By Caroline Griffith
Until the arrival of miners in 1852, the Tolowa Dee-ni’ lived in harmony with the land now known as the Smith River Plain. In 1853, the land was claimed by those in pursuit of gold, with no consideration of those who had lived on the land for millennia before their arrival. Between 1850 and 1857, multiple massacres in the Smith River Valley (including one at the village of Yan’-daa-k’vt which remains the second most deadly recorded massacre in U.S. history) killed hundreds of Tolowa Dee-ni’.
After being forcibly moved to the Lower Klamath River Reservation at Fort Terwer, and then moved back when Fort Terwer was destroyed by a flood, the Tolowa Dee-ni’, as well as Yurok and Wiyot, were moved to the Smith River Valley and what became the Smith River Reservation. It didn’t last long, though, because in 1868 the federal government abandoned the Smith River Reservation and moved all of the inhabitants to the Hoopa Valley Reservation. Throughout the next century the Tolowa Dee-ni’ were given land only to have it taken away, and lost recognition from the federal government then fought to regain it.
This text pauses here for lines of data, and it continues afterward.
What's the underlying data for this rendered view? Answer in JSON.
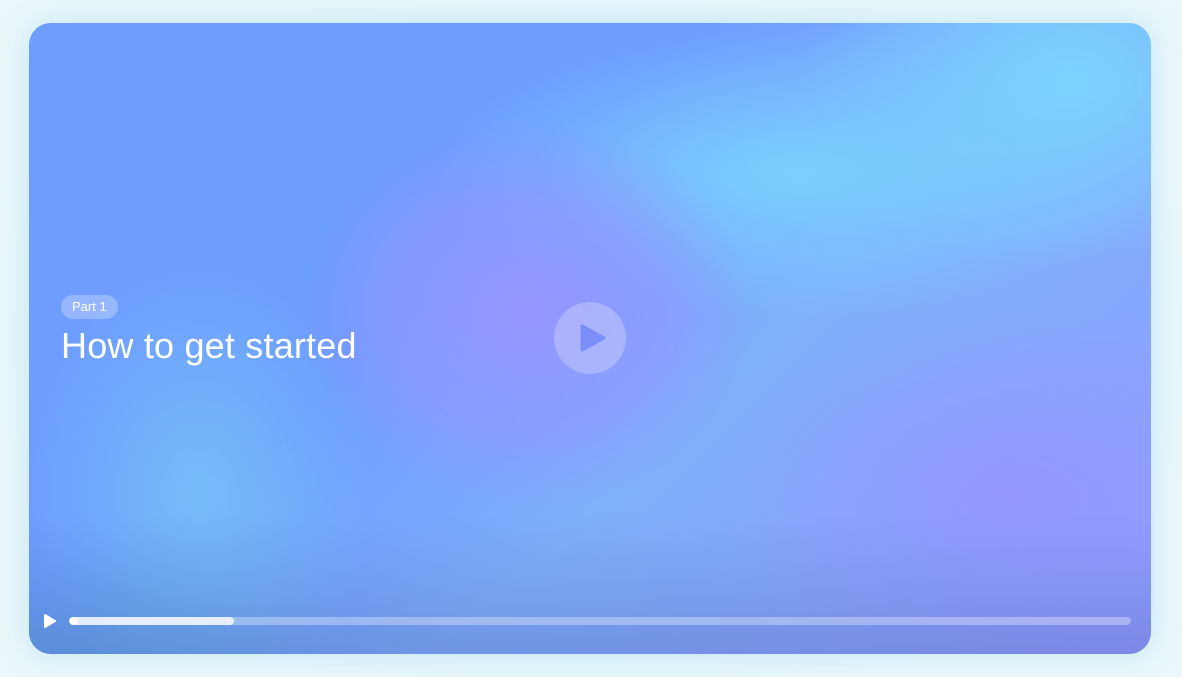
{
  "video": {
    "part_label": "Part 1",
    "title": "How to get started"
  },
  "controls": {
    "big_play_icon": "play-icon",
    "small_play_icon": "play-icon",
    "progress_fraction": 0.155
  },
  "colors": {
    "accent_blue": "#6e9cff",
    "accent_cyan": "#7ad4ff",
    "accent_violet": "#9196ff"
  }
}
The 1983 Tillie Hardwick case restored recognition and the tribal government of the Tolowa Dee-ni’ Nation, but despite the treaties that had been signed, much of their ancestral land was already private property.
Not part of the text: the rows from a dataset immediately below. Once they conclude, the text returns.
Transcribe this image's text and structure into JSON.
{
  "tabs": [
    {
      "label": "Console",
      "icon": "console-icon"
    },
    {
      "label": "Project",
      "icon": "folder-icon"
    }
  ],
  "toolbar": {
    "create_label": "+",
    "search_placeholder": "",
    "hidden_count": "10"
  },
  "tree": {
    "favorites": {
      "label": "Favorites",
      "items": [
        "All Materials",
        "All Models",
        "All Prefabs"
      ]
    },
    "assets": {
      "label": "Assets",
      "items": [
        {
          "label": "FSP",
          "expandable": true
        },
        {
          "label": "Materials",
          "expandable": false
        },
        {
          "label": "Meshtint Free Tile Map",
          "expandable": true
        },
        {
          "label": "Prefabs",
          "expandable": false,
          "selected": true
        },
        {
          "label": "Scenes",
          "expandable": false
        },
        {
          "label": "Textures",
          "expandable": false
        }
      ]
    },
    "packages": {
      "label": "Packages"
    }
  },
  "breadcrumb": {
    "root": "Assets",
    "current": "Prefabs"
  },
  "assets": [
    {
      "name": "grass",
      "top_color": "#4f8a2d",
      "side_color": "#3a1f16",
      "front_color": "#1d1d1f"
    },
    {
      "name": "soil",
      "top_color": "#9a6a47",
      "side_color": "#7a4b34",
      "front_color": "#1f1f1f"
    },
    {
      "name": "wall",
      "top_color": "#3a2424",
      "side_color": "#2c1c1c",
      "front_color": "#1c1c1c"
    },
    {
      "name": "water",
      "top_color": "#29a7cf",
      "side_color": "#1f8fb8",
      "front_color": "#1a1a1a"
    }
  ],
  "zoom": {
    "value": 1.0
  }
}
Now, the land that was at the heart of the original 40,000 acres Smith River Reservation is up for sale and the Tolowa Dee-ni’ Nation is working to get it back. Known as Reservation Ranch, this 1,668 acre property is on the market for $12.95 million. The same family has owned the land for the six generations since Europeans settled the area. The property includes three miles of river frontage and, as the real estate listing boasts, “The ranch is home to an abundance of wildlife, including Roosevelt elk, deer, ducks, and geese. Several sloughs create a vibrant estuary ecosystem. This is a true sportsmen’s paradise! Reservation Ranch is truly a multi-dimensional property. Offering an established dairy operation, room to expand into a variety of interests, and in a location that’s beyond compare.”
Absent from the real estate listing is any mention of the environmental impact of generations of cattle ranching and destructive agricultural practices, including violations of the California Water Code and multiple violations of the California Coastal Act.
The California Coastal Commission has notified the property owners of violations including: unpermitted development of levees and roads directly across tidal sloughs and wetlands; placement of construction waste and cow carcasses in and/or adjacent to tidal sloughs and streams; damming of tidal sloughs and wetlands; dredging and channelizing of tidal sloughs and streams; and removal of major riparian vegetation. Additionally, the business has allegedly blocked public access to the sea, tidal sloughs and public trust lands for decades. Depending on the outcome of the Commission’s proceedings, the owner may be subject to fines of up to $11,250 per day, for a maximum of five years, for each violation. The judgement of Commission will have
Water quality issues from lily bulb farming are a major concern on this, and neighboring, properties as is the possible connection between cattle ranching and Treponeme associated hoof disease (TAHD), a novel hoof disease that has plagued the dairy industry for decades and has recently been discovered in elk in Del Norte County. Regardless of the challenges of rehabilitating this property, the Tolowa Dee-ni’ feel they are up to the task. As their website states, “The Tolowa Dee-ni’ Nation is hopeful to reclaim this invaluable unceded ancestral land. As the true and rightful stewards of this property the Tolowa Dee-ni’ Nation is passionate and eager to begin environmental restoration and cultural resource protection initiatives. The Tribe envisions great potential for collaborative work with non-profits and colleges and/or universities on the extensive restoration this property will demand.”